Earlier this year, I wrote about efforts to reform the patent system to curtail abuses by “patent trolls.”  Patent trolls do not manufacture anything.  Rather, they often buy up patents and then bring lawsuits against businesses seeking to extract licensing fees.  Last week, the Federal Trade Commission (FTC) reported on its blog that it had settled a complaint against a patent asserion entity (a.k.a. patent troll) that the FTC claimed had falsely threatened patent suits against small businesses or made “unfounded claims that other companies have paid for patent licenses.”

Specifically, the FTC’s blog reported:

[T]he respondents sent out a series of letters to thousands of small businesses. The first letter – sent to more than 16,000 businesses on the letterhead of one of MPHJ’s dozens of six-letter subsidiaries – told the recipient they “likely have an infringing system” and directed them to contact the sender within two weeks “so that we may agree with you upon an appropriate license arrangement if one is needed.” The letter offered to settle without court action if the business agreed to a license of $1,200 per employee. (Other versions said $1,000.)

The FTC alleged that the patent troll made a series of misrepresentations, including that lawsuits would be filed even though the FTC reported that the patent troll did not file a single lawsuit.

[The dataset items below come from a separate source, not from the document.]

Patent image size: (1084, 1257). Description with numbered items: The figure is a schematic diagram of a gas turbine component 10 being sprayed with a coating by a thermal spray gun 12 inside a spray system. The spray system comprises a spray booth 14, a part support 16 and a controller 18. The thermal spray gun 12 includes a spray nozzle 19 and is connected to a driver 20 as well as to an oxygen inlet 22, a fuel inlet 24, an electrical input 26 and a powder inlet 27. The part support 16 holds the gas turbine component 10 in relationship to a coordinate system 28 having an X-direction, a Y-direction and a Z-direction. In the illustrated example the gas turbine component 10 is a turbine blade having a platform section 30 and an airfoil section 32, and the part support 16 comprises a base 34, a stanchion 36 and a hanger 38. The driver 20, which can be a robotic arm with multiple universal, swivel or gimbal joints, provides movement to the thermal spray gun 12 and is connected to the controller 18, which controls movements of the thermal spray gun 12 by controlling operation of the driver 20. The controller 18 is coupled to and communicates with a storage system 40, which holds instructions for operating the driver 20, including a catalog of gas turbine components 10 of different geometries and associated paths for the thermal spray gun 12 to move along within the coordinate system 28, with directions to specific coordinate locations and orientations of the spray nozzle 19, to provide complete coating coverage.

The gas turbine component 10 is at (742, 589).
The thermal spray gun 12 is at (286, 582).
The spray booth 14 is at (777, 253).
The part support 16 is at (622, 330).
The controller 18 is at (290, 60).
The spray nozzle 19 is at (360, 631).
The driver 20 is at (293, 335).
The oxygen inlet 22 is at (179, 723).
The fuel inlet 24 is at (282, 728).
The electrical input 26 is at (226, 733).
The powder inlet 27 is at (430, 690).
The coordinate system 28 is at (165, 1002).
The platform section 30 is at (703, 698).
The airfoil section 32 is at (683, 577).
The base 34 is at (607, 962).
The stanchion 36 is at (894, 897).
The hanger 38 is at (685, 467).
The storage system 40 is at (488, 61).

The rash of patent troll lawsuits against manufacturers has been on the rise.  Typically, these lawsuits are preceded by a letter seeking a fee in exchange for a license.  Even though a lawsuit may never be filed, it is important under most circumstances to advise legal counsel immediately because when a company is notified can be important to the litigation.  Additionally, if you see lawsuits being filed by others in your industry, track those developments closely because plaintiff’s lawyers often find an industry and move from one company to the next.  The good news, however, is that the FTC is taking notice, which hopefully will help stem the tide.